Iraqi refugees (non-Iraqis inside Iraq) where trapped in the country, physical and legally unable to leave Iraq. Iraqis facing persecution because of their association with the US government sought reassurances about their future that I could not entirely provide, and often lacked the means to leave Iraq and wait four to six months (or more) in a neighboring country in order to be processed for admissions into the U.S. Refugee Admissions Program. Expertise on refugee issues was not enough to overcome these challenges, at least not with the urgency that the situation demanded.
Assessing the conditions of the refugees was equally difficult, not only because of the risks of travel outside the International Zone, but also because contact between heavily protected American diplomats and groups of refugees raised the profile of the refugees, potentially exposing them to retaliatory attacks by militias or insurgents.
I recall one night in which I got word of an attack on a Palestinian refugee neighborhood in Baghdad. The refugees did not trust the Iraqi police, and would not call on them for assistance. They only trusted MNF-I forces, but did not want to appear to be close to them because that would put them in greater danger. For these reasons members of this community would call my Iraqi assistant, whom they knew and trusted, to request that I send troops to protect and rescue them. I did not have the power to mobilize troops, but made use of the available mechanisms to alert MNF-I and ask them to respond, which they did within the limits of their own missions. Similar calls in the middle of the night were frequent during my first few months in Iraq.
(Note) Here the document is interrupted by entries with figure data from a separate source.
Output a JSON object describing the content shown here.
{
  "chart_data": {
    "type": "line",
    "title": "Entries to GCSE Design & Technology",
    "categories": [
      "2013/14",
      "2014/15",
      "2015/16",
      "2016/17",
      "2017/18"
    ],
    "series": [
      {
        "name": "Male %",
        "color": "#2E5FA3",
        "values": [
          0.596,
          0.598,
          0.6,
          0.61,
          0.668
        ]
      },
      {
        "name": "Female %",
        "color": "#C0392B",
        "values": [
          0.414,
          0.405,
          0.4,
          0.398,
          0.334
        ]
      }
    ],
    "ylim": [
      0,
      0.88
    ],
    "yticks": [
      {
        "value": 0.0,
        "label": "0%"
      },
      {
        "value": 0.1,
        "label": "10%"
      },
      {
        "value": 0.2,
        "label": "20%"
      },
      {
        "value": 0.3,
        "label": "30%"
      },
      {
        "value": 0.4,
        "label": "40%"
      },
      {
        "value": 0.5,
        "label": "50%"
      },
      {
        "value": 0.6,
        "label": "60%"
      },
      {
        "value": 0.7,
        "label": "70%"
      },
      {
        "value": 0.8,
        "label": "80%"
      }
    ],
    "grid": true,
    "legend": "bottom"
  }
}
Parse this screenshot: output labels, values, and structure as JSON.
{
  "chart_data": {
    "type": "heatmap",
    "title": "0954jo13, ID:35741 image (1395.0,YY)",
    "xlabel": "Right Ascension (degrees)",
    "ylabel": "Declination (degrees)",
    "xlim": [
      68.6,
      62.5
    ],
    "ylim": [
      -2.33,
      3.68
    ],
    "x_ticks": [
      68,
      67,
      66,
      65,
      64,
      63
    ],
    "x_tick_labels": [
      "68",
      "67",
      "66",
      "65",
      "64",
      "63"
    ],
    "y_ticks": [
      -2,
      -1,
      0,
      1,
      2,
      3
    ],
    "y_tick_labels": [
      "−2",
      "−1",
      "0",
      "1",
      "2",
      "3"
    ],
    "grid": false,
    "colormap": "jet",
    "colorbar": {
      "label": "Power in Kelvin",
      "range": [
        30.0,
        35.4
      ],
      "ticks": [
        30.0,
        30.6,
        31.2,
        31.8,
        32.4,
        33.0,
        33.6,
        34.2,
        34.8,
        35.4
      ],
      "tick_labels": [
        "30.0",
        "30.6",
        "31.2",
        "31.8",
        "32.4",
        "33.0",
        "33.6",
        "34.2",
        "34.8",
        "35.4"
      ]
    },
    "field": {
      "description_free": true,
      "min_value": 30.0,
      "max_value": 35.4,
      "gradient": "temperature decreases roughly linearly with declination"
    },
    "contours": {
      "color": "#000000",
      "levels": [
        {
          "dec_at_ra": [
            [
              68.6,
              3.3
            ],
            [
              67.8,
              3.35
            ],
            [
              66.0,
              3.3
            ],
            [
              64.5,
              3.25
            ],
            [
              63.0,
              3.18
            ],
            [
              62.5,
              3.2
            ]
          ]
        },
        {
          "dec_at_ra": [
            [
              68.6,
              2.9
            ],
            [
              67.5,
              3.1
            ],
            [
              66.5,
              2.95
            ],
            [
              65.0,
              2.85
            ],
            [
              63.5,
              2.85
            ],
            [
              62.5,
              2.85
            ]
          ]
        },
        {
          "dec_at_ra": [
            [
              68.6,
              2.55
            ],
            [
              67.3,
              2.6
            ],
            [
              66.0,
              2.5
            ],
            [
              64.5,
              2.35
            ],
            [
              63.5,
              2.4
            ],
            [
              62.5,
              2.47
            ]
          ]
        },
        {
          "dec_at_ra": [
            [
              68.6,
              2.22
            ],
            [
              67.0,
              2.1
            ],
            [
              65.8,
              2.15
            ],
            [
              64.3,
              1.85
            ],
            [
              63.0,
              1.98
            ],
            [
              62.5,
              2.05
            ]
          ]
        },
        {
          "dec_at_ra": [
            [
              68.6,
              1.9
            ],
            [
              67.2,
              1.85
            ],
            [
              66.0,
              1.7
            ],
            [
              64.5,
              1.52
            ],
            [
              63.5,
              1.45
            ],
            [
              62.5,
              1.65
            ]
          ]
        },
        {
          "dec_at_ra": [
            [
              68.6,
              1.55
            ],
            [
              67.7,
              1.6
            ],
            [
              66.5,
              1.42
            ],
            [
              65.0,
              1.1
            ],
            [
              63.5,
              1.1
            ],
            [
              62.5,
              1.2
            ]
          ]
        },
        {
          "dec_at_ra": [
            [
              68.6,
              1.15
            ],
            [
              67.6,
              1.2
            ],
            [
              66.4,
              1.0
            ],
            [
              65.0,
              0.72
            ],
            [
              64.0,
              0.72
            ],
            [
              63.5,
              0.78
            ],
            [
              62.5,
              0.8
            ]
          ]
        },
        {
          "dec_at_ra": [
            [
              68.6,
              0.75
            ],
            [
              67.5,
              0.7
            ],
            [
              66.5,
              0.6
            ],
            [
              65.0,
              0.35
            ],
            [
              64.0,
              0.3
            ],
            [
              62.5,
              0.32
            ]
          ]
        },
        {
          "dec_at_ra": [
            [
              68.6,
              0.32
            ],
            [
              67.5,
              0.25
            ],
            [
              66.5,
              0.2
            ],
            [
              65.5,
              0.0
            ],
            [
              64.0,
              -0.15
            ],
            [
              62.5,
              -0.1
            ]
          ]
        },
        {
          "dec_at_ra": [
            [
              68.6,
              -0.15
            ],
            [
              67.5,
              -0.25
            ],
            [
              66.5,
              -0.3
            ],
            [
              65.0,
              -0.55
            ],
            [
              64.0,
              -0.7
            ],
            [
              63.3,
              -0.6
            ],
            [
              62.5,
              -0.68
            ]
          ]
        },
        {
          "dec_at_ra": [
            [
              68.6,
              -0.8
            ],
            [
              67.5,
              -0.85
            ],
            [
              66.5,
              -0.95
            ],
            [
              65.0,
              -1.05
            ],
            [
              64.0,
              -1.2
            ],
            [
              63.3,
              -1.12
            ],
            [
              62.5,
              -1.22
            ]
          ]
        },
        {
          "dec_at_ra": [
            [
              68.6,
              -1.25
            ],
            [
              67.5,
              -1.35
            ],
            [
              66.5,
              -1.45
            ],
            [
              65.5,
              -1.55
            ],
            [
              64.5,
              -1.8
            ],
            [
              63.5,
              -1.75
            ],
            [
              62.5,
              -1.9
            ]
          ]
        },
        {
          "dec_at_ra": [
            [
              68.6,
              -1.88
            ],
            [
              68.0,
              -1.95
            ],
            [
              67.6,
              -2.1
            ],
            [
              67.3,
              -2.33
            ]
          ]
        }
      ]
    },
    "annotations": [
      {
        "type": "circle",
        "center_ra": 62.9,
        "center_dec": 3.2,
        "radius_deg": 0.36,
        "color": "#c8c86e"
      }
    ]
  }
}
I also recall the start of the Embassy program to assist Iraqis persecuted because of their association with the US government. PRM encouraged me to set up an Embassy Committee to review and refer these cases to the US Refugee Admissions Program (USRAP). Different sections of the Embassy, particularly management, RSO and consular, helped in the review of the cases. The referred cases would still need to leave Iraq for processing, but they would have a good opportunity, based on the merits of their cases, to eventually reach the US and start a new life. As the system started to refer cases and after the first Iraqis reached the US, many locally-employed staff pursuit my advice and a referral. Their future and that of their families depended on their decision to pursuit a referral, for which they relied heavily on me.
When I left Iraq last August I had the opportunity to join A/S Sauerbrey and some of my PRM colleagues for a meeting in Jordan with some LES referred to the USRAP. I knew them and their cases. I was familiar with their stories, the threats against their lives, their lost relatives to the violence in Iraq. Last time I had seen them there was fear in their eyes and anxiety in their voices. Now, as they prepared to depart for the US, there was hope in their faces. I wondered then and wonder now how we could do better, for them and for those like them still needing our assistance.